I say to her, silently.
Something from deep
down says, “It’s not supposed to be.”
I bathe in the
unease. I don’t yell at FBN, which, I realize, I have been doing all week. Minutes
pass, and I became more aware that as difficult as this is, it isn’t killing
me. Thoughts are masters of disguise – they sneak in from different directions
and with different agendas and convince us to believe them, again and again.
But the more we practice, the faster the instruction comes back. I’ve done this
a thousand times, and still, I forget.
Finally, the
heaviness lifts. I take a deep breath and go back outside to the hidden pool,
which is now vacant.

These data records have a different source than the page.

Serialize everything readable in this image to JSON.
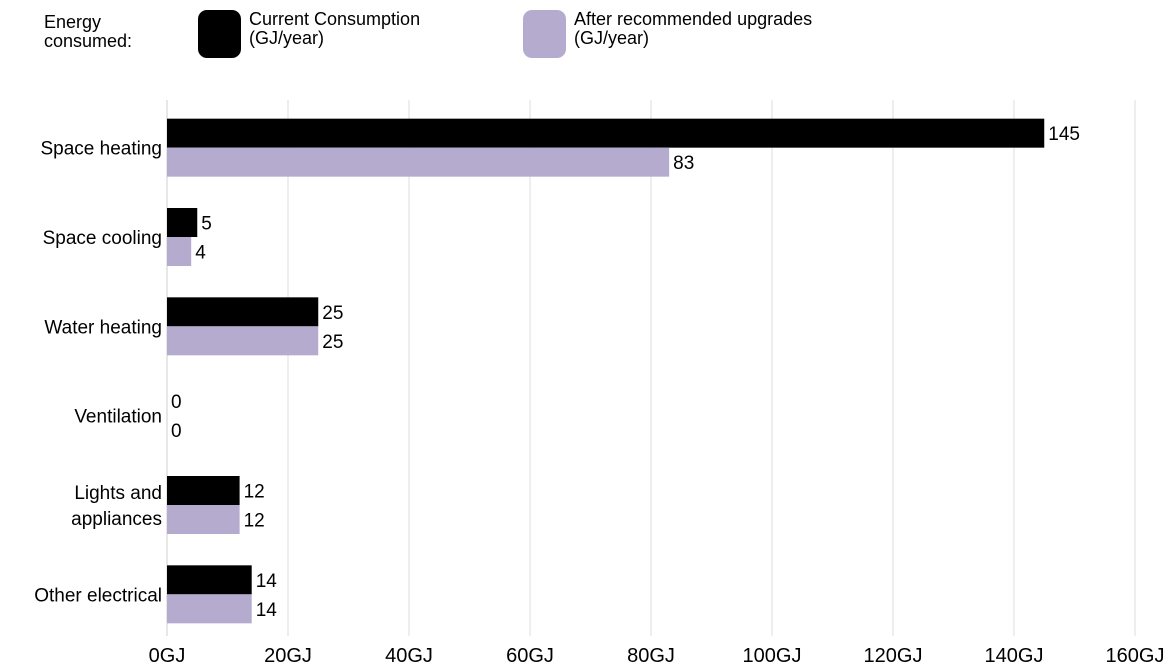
{
  "legend": {
    "title": "Energy\nconsumed:",
    "items": [
      {
        "label": "Current Consumption\n(GJ/year)",
        "color": "#000000"
      },
      {
        "label": "After recommended upgrades\n(GJ/year)",
        "color": "#b5abcf"
      }
    ]
  },
  "chart_data": {
    "type": "bar",
    "orientation": "horizontal",
    "categories": [
      "Space heating",
      "Space cooling",
      "Water heating",
      "Ventilation",
      "Lights and\nappliances",
      "Other electrical"
    ],
    "series": [
      {
        "name": "Current Consumption (GJ/year)",
        "color": "#000000",
        "values": [
          145,
          5,
          25,
          0,
          12,
          14
        ]
      },
      {
        "name": "After recommended upgrades (GJ/year)",
        "color": "#b5abcf",
        "values": [
          83,
          4,
          25,
          0,
          12,
          14
        ]
      }
    ],
    "xlim": [
      0,
      160
    ],
    "xticks": [
      "0GJ",
      "20GJ",
      "40GJ",
      "60GJ",
      "80GJ",
      "100GJ",
      "120GJ",
      "140GJ",
      "160GJ"
    ],
    "grid": true
  }
}
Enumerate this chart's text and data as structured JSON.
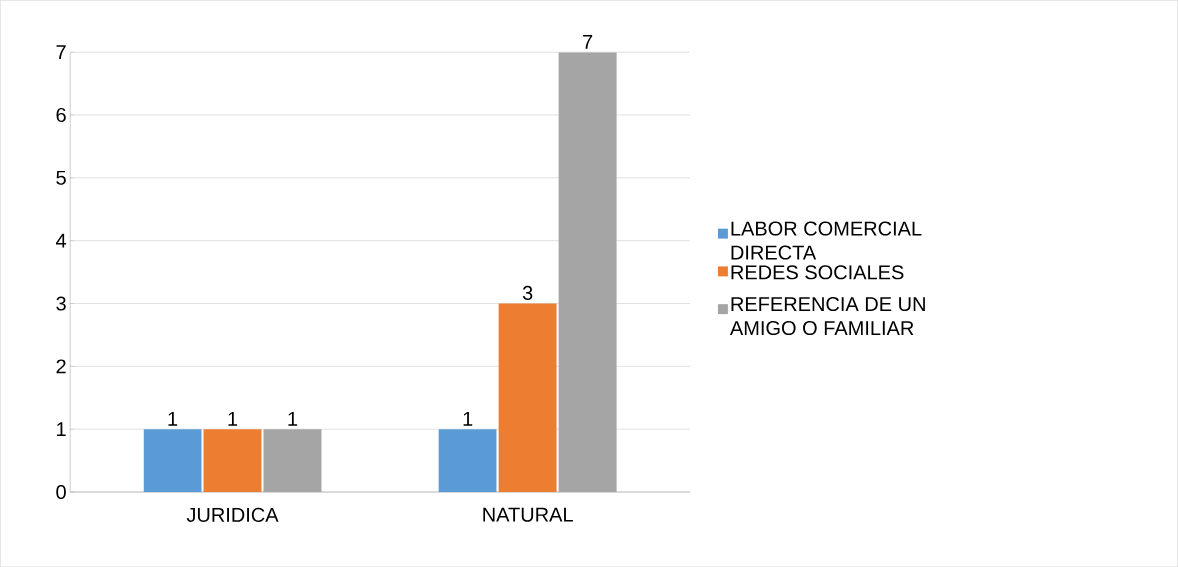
{
  "chart_data": {
    "type": "bar",
    "categories": [
      "JURIDICA",
      "NATURAL"
    ],
    "series": [
      {
        "name": "LABOR COMERCIAL DIRECTA",
        "color": "#5b9bd5",
        "values": [
          1,
          1
        ]
      },
      {
        "name": "REDES SOCIALES",
        "color": "#ed7d31",
        "values": [
          1,
          3
        ]
      },
      {
        "name": "REFERENCIA DE UN AMIGO O FAMILIAR",
        "color": "#a5a5a5",
        "values": [
          1,
          7
        ]
      }
    ],
    "ylim": [
      0,
      7
    ],
    "yticks": [
      0,
      1,
      2,
      3,
      4,
      5,
      6,
      7
    ],
    "grid": "y",
    "legend": "right",
    "data_labels": true
  }
}
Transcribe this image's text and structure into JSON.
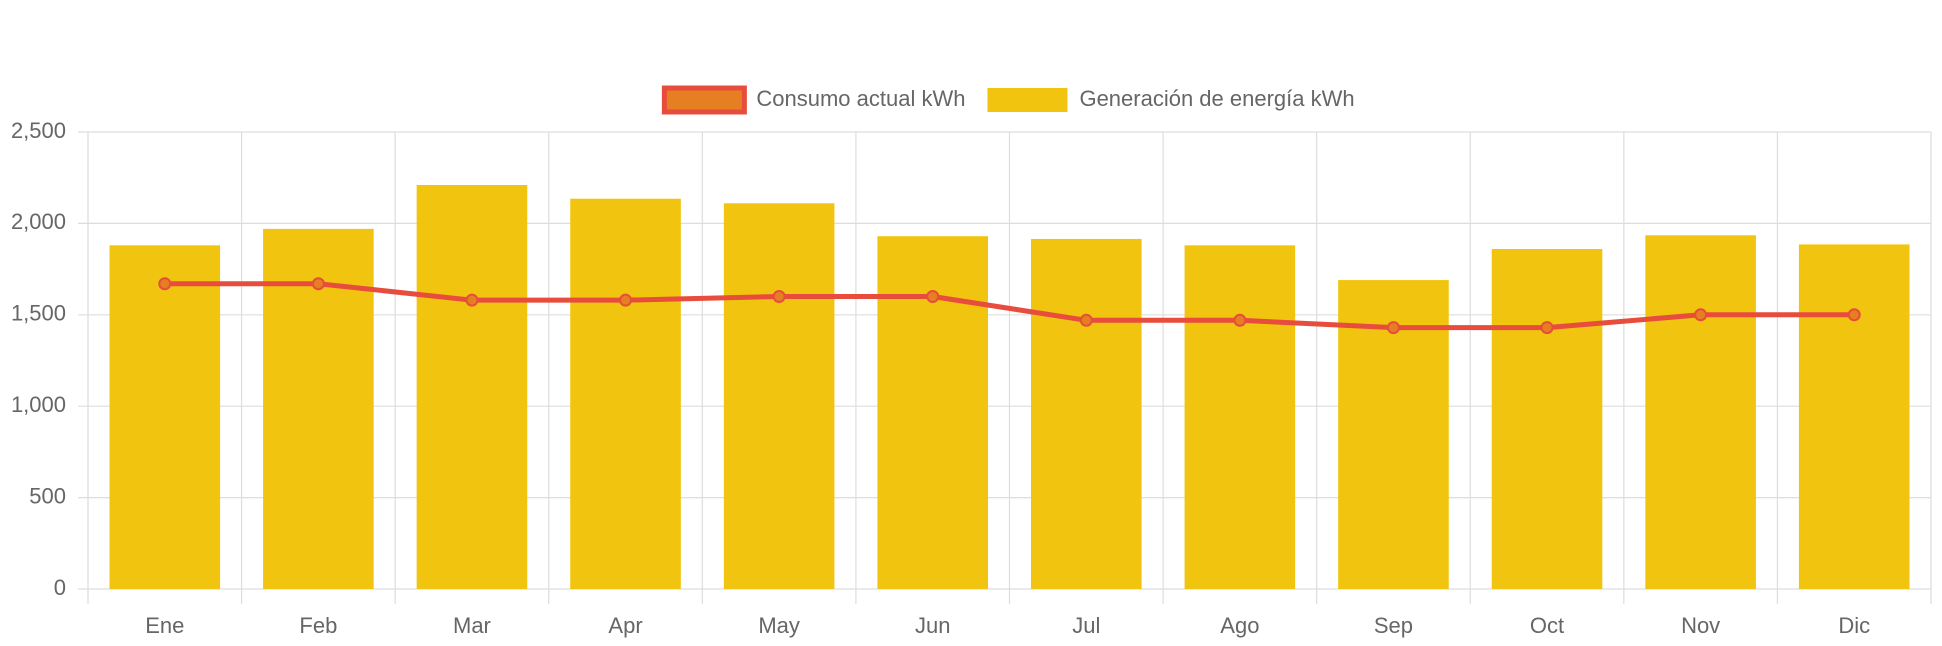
{
  "chart_data": {
    "type": "bar",
    "categories": [
      "Ene",
      "Feb",
      "Mar",
      "Apr",
      "May",
      "Jun",
      "Jul",
      "Ago",
      "Sep",
      "Oct",
      "Nov",
      "Dic"
    ],
    "series": [
      {
        "name": "Consumo actual kWh",
        "type": "line",
        "color": "#e74c3c",
        "point_color": "#e67e22",
        "values": [
          1670,
          1670,
          1580,
          1580,
          1600,
          1600,
          1470,
          1470,
          1430,
          1430,
          1500,
          1500
        ]
      },
      {
        "name": "Generación de energía kWh",
        "type": "bar",
        "color": "#f1c40f",
        "values": [
          1880,
          1970,
          2210,
          2135,
          2110,
          1930,
          1915,
          1880,
          1690,
          1860,
          1935,
          1885
        ]
      }
    ],
    "ylim": [
      0,
      2500
    ],
    "yticks": [
      0,
      500,
      {
        "value": 1000,
        "label": "1,000"
      },
      {
        "value": 1500,
        "label": "1,500"
      },
      {
        "value": 2000,
        "label": "2,000"
      },
      {
        "value": 2500,
        "label": "2,500"
      }
    ],
    "grid": true,
    "legend": "top"
  }
}
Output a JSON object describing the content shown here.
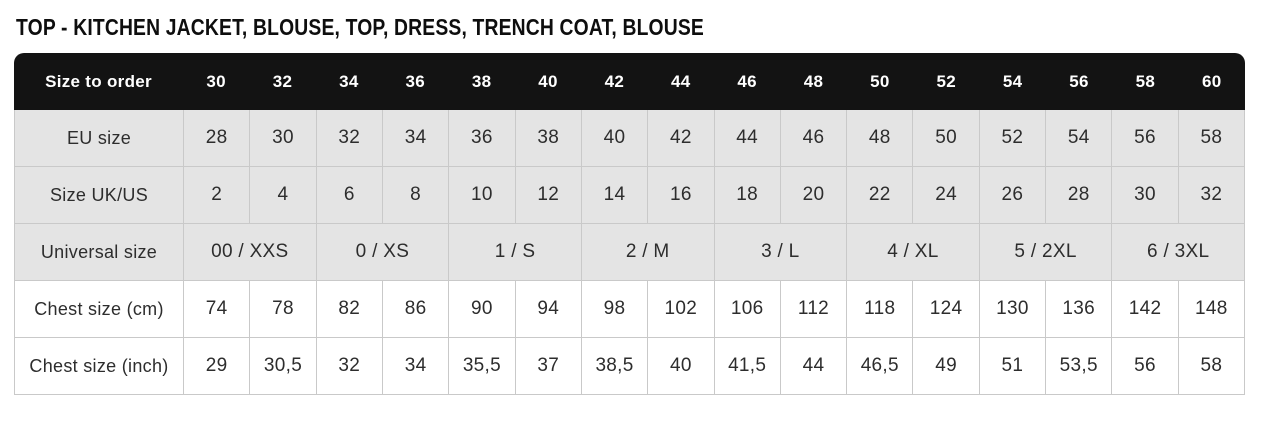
{
  "page": {
    "title": "TOP - KITCHEN JACKET, BLOUSE, TOP, DRESS, TRENCH COAT, BLOUSE"
  },
  "colors": {
    "header_bg": "#131313",
    "header_text": "#ffffff",
    "gray_row_bg": "#e4e4e4",
    "white_row_bg": "#ffffff",
    "border": "#c9c9c9",
    "body_text": "#2d2d2d"
  },
  "table": {
    "header": {
      "label": "Size to order",
      "values": [
        "30",
        "32",
        "34",
        "36",
        "38",
        "40",
        "42",
        "44",
        "46",
        "48",
        "50",
        "52",
        "54",
        "56",
        "58",
        "60"
      ]
    },
    "rows": [
      {
        "label": "EU size",
        "shade": "gray",
        "span": 1,
        "values": [
          "28",
          "30",
          "32",
          "34",
          "36",
          "38",
          "40",
          "42",
          "44",
          "46",
          "48",
          "50",
          "52",
          "54",
          "56",
          "58"
        ]
      },
      {
        "label": "Size UK/US",
        "shade": "gray",
        "span": 1,
        "values": [
          "2",
          "4",
          "6",
          "8",
          "10",
          "12",
          "14",
          "16",
          "18",
          "20",
          "22",
          "24",
          "26",
          "28",
          "30",
          "32"
        ]
      },
      {
        "label": "Universal size",
        "shade": "gray",
        "span": 2,
        "values": [
          "00 / XXS",
          "0 / XS",
          "1 / S",
          "2 / M",
          "3 / L",
          "4 / XL",
          "5 / 2XL",
          "6 / 3XL"
        ]
      },
      {
        "label": "Chest size (cm)",
        "shade": "white",
        "span": 1,
        "values": [
          "74",
          "78",
          "82",
          "86",
          "90",
          "94",
          "98",
          "102",
          "106",
          "112",
          "118",
          "124",
          "130",
          "136",
          "142",
          "148"
        ]
      },
      {
        "label": "Chest size (inch)",
        "shade": "white",
        "span": 1,
        "values": [
          "29",
          "30,5",
          "32",
          "34",
          "35,5",
          "37",
          "38,5",
          "40",
          "41,5",
          "44",
          "46,5",
          "49",
          "51",
          "53,5",
          "56",
          "58"
        ]
      }
    ]
  }
}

I look up at the sky, and it’s like someone has washed a
dirty window. I had completely missed the ice-coated branches of the trees
sparkling in the moonlight; the sound of the wind; the deep, black velvetiness of
the sky. The spa is about to close, but I stay where I am, now overcome with
gratitude, until one of the staff members comes out, doesn’t see me, grabs my
bathrobe and heads back inside.
I chase after him,
and my friends laugh when they spot me from a window, a steaming blur of skin
and bare feet scurrying across the frozen ground. We go back to the house and share
a massive dinner, more laughter, and the kind of raw, juicy conversation that
happens at in these kinds of environments. And when I drive back home the next
day, to reality and phones and normality, I cannot, for the life of me, stop grinning.